FAQs: top LLM tracing tools

What is LLM tracing?

LLM tracing captures the execution path of requests through AI systems. It records LLM calls, tool invocations, retrieval steps, and reasoning chains as structured spans that connect in a tree showing how requests flowed through your system. Good LLM tracing provides token-level metrics, step-level visibility, latency tracking, and error tracing.

Can you break down how token-level tracing actually works in modern LLM eval tools?

Token-level tracing captures prompt tokens, cached tokens, completion tokens, and reasoning tokens for each LLM call. Systems calculate cost based on actual consumption and model pricing. You see token usage at each span in the trace tree, showing which operations are expensive and where cached tokens save money.

Which is the best LLM eval platform for tracking traces?

Braintrust connects tracing to evaluation seamlessly. Production traces become eval cases with one click. The platform captures token-level tracing, step-level paths, timeline replay, and prompt-to-error tracing automatically. Eval results post to pull requests via GitHub Actions without exporting data.

What's the simplest QA stack for tracing agent workflows across multiple LLM calls?

Braintrust provides the simplest path. Install the SDK, wrap your LLM client, and automatic trace capture starts. Every agent run appears with timeline replay, step-level tracing, latency tracking, and error tracing.
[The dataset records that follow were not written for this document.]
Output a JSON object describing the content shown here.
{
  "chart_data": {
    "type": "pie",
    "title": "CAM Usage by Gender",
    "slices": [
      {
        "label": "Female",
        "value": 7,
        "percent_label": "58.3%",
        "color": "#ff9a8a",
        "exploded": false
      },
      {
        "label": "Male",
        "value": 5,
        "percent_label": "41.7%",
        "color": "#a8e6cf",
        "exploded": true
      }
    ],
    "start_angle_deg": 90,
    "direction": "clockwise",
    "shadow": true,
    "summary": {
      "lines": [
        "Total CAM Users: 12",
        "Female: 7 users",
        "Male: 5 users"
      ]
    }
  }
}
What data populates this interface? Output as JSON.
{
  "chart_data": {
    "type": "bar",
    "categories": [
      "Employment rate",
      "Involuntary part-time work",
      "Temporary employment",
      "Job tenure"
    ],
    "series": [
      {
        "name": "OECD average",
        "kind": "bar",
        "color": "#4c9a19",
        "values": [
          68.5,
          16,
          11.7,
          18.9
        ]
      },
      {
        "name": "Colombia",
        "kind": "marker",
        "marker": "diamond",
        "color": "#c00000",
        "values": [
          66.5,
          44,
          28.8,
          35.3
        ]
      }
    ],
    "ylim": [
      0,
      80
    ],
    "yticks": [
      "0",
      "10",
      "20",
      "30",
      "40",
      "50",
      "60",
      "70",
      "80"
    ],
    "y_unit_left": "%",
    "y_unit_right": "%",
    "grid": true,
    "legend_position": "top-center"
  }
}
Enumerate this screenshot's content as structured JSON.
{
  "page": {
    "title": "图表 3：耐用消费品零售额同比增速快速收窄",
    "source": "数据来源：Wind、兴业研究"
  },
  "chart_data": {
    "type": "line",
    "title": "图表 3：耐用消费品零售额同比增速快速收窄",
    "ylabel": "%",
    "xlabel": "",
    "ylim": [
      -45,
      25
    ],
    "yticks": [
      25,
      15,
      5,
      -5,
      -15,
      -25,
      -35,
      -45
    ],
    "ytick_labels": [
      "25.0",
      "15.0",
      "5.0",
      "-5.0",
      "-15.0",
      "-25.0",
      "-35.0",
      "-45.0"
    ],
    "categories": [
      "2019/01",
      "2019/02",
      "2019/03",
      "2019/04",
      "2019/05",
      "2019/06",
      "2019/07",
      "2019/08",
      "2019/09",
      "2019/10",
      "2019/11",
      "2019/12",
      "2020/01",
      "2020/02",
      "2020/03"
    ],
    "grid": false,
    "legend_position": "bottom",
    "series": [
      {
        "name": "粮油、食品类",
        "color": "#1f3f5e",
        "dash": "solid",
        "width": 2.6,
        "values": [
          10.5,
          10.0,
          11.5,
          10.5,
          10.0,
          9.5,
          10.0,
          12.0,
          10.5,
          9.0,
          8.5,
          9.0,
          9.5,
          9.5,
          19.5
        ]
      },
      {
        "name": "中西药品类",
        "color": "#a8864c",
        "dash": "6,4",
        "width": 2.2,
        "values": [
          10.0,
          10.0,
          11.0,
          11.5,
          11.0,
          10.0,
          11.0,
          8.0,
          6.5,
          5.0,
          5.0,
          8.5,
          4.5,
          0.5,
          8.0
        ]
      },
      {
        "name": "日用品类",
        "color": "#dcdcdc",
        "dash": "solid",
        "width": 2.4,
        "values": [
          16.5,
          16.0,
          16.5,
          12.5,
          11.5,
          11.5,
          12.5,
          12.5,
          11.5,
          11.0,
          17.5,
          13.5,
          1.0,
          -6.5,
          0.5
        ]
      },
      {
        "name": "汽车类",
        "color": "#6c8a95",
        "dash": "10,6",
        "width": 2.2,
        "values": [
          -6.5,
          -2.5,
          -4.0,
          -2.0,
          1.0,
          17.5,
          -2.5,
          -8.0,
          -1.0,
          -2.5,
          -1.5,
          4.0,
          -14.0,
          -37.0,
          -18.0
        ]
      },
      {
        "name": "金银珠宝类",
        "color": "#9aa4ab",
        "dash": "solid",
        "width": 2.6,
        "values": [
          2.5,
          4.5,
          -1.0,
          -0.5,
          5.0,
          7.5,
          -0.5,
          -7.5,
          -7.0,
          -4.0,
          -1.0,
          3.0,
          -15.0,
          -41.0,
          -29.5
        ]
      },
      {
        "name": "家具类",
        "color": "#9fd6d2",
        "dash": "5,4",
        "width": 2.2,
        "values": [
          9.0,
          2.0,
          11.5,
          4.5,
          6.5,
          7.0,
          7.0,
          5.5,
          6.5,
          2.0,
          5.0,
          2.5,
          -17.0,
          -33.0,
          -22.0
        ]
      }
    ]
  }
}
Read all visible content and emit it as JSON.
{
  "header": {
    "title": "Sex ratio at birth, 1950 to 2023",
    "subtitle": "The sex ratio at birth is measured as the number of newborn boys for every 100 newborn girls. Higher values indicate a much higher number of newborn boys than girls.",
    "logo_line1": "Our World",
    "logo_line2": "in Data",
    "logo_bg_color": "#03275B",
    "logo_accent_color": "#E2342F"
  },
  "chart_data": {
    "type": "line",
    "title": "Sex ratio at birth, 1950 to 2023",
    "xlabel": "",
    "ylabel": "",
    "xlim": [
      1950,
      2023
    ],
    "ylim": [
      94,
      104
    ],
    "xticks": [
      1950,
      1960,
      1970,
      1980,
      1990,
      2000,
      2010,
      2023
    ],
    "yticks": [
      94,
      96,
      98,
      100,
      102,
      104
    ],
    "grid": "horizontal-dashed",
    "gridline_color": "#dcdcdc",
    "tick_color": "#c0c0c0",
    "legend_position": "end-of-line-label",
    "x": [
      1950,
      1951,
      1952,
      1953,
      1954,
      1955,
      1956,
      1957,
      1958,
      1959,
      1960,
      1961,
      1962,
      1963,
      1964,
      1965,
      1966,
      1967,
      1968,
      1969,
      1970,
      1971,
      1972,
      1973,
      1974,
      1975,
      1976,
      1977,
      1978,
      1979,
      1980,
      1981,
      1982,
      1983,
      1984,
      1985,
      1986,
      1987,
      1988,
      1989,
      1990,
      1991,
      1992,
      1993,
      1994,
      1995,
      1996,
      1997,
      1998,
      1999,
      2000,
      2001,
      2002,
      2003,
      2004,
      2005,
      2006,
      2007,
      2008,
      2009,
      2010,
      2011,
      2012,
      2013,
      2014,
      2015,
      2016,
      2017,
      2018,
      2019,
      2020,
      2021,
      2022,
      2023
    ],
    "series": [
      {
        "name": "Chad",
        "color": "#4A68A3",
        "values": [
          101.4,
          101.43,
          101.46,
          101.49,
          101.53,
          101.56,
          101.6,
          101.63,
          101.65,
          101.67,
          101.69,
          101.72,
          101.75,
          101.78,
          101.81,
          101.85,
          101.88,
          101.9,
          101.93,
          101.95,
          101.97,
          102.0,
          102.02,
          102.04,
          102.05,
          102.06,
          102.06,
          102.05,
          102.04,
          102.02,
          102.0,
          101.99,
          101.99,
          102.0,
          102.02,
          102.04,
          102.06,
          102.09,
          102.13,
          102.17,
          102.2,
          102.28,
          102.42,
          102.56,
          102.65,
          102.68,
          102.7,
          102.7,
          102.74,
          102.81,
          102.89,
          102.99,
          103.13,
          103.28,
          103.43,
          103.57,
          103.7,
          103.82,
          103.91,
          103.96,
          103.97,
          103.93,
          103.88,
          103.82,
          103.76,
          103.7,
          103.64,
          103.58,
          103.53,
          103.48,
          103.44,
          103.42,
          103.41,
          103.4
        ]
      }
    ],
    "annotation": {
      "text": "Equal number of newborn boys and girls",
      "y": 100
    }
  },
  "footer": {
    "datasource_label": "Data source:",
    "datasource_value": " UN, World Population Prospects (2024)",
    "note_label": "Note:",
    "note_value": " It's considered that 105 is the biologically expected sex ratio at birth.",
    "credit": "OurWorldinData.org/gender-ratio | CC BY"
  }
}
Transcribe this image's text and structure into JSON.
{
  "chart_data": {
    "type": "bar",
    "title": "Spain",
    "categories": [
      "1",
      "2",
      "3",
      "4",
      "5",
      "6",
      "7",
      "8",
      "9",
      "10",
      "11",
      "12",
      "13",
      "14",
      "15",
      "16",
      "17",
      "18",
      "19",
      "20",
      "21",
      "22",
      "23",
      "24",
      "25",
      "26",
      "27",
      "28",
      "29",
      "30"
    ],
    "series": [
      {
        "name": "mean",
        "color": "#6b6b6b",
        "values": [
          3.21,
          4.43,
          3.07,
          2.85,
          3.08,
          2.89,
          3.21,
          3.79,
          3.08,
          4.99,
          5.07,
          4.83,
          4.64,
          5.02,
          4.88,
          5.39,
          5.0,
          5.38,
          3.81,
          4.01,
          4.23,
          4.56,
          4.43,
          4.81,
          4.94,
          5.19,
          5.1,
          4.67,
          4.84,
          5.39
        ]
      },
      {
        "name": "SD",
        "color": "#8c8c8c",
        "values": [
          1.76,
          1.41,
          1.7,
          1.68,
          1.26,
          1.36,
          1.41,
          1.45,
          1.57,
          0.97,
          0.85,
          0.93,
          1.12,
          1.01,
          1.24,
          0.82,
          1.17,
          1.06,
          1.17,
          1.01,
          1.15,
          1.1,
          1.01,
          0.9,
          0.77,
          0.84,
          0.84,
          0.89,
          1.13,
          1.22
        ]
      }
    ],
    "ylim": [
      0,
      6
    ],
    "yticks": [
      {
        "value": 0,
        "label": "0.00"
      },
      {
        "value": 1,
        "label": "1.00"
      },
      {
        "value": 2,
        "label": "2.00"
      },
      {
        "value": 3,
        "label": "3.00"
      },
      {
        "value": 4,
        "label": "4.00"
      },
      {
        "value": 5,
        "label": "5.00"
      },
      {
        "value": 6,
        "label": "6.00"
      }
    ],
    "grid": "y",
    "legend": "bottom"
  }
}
No manual instrumentation needed.

What tech stack helps PMs trace LLM errors to prompts?

Braintrust gives PMs and engineers a shared interface. The trace view shows which step broke, the exact prompt template, the variables, and the model response. Prompt-to-error tracing enables collaborative debugging without engineering bottlenecks.

How do I choose the right LLM tracing tool?

Evaluate on token-level and step-level detail, workflow tracing for multi-step agents, timeline replay for debugging, error tracing capabilities, and OpenTelemetry compatibility. Braintrust, if you need comprehensive tracing with evaluation. LangSmith, if you're all-in on LangChain. Langfuse, if you need open source.